10 novembre 2011
Déneigement des « vastes stationnements »
Les pratiques dénoncées pourraient faire boule de neige
Par: Le Courrier
Les pratiques de déneigement des Galeries St-Hyacinthe continuent d'alimenter la controverse.

Les pratiques de déneigement des Galeries St-Hyacinthe continuent d'alimenter la controverse.

Les Galeries St-Hyacinthe contreviennent-elles à la Loi sur la qualité de l’environnement en transportant et en entreposant la neige usée sur leur terrain? Voilà la question sur laquelle se sont penchés les procureurs de la Ville de Saint-Hyacinthe cet été. Conclusion : la pratique est illégale selon la Loi, mais autorisée par une note d’instruction administrative du Ministère.

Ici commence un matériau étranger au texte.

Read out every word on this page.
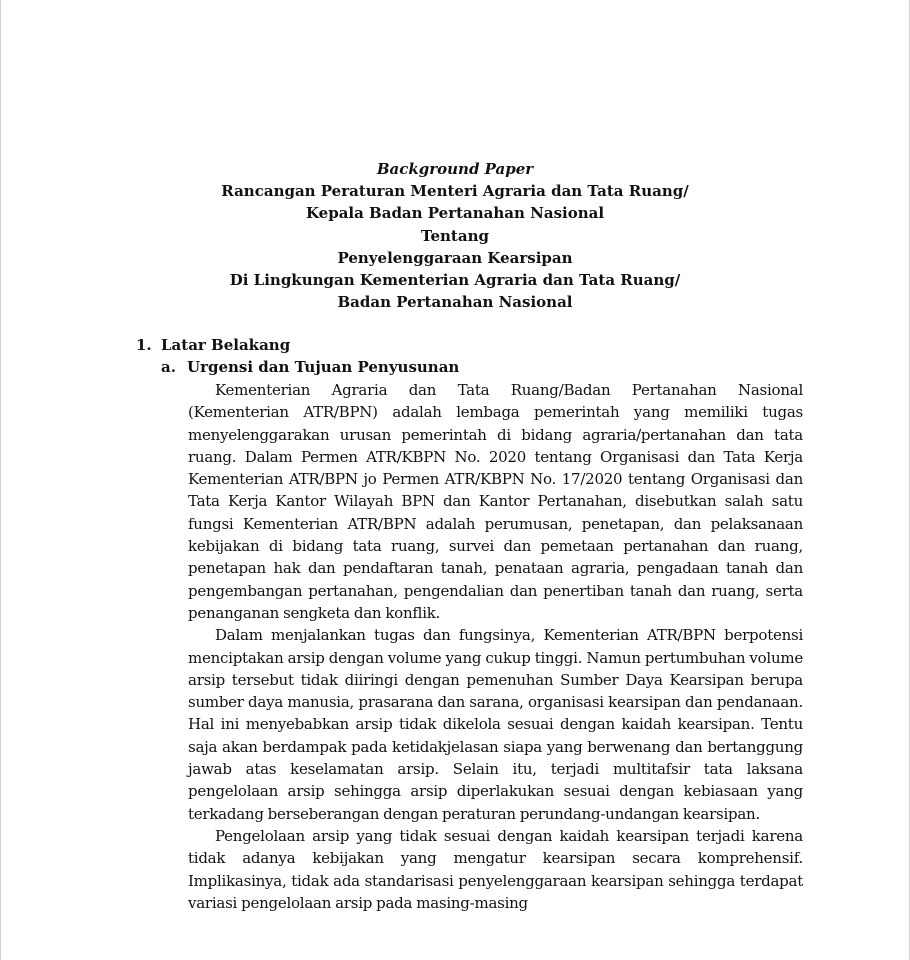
Background Paper
Rancangan Peraturan Menteri Agraria dan Tata Ruang/
Kepala Badan Pertanahan Nasional
Tentang
Penyelenggaraan Kearsipan
Di Lingkungan Kementerian Agraria dan Tata Ruang/
Badan Pertanahan Nasional
1. Latar Belakang
a. Urgensi dan Tujuan Penyusunan

Kementerian Agraria dan Tata Ruang/Badan Pertanahan Nasional (Kementerian ATR/BPN) adalah lembaga pemerintah yang memiliki tugas menyelenggarakan urusan pemerintah di bidang agraria/pertanahan dan tata ruang. Dalam Permen ATR/KBPN No. 2020 tentang Organisasi dan Tata Kerja Kementerian ATR/BPN jo Permen ATR/KBPN No. 17/2020 tentang Organisasi dan Tata Kerja Kantor Wilayah BPN dan Kantor Pertanahan, disebutkan salah satu fungsi Kementerian ATR/BPN adalah perumusan, penetapan, dan pelaksanaan kebijakan di bidang tata ruang, survei dan pemetaan pertanahan dan ruang, penetapan hak dan pendaftaran tanah, penataan agraria, pengadaan tanah dan pengembangan pertanahan, pengendalian dan penertiban tanah dan ruang, serta penanganan sengketa dan konflik.

Dalam menjalankan tugas dan fungsinya, Kementerian ATR/BPN berpotensi menciptakan arsip dengan volume yang cukup tinggi. Namun pertumbuhan volume arsip tersebut tidak diiringi dengan pemenuhan Sumber Daya Kearsipan berupa sumber daya manusia, prasarana dan sarana, organisasi kearsipan dan pendanaan. Hal ini menyebabkan arsip tidak dikelola sesuai dengan kaidah kearsipan. Tentu saja akan berdampak pada ketidakjelasan siapa yang berwenang dan bertanggung jawab atas keselamatan arsip. Selain itu, terjadi multitafsir tata laksana pengelolaan arsip sehingga arsip diperlakukan sesuai dengan kebiasaan yang terkadang berseberangan dengan peraturan perundang-undangan kearsipan.

Pengelolaan arsip yang tidak sesuai dengan kaidah kearsipan terjadi karena tidak adanya kebijakan yang mengatur kearsipan secara komprehensif. Implikasinya, tidak ada standarisasi penyelenggaraan kearsipan sehingga terdapat variasi pengelolaan arsip pada masing-masing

Selon la Loi sur la qualité de l’environnement, tout entrepreneur privé peut pousser la neige et l’accumuler sur son terrain. Toutefois, lorsque l’opération nécessite que la neige soit levée de terre ou soufflée dans les airs pour être transportée, le chargement doit absolument être dirigé vers un dépôt à neige conforme, qu’il soit public ou privé. Celui-ci est nettoyé et décontaminé selon les normes environnementales le printemps venu.

En mars dernier, après que des commerçants maskoutains se soient plaints que les Galeries contreviennent à ce règlement, le directeur des Travaux publics avait admis que les pratiques de déneigement du centre commercial rendaient la situation ingérable. « On ne peut pas obliger la majorité à utiliser les dépôts à neige si une corporation décide d’agir autrement et a le droit de le faire », avait commenté Yvan De Lachevrotière. Dès lors, les procureurs de la Ville s’étaient penchés sur la question, même si la municipalité n’est pas responsable ni habileté à appliquer la Loi sur l’environnement.« La conclusion, c’est que les pratiques des Galeries sont illégales, selon la Loi », a laissé tomber M. De Lachevrotière.

L’exception

Mais comme il y a toujours une exception pour confirmer la règle, des indications contraires ont été transmises aux autorités municipales par le biais d’une note d’instruction administrative du ministère du Développement durable, de l’Environnement et des Parcs (MDDEP).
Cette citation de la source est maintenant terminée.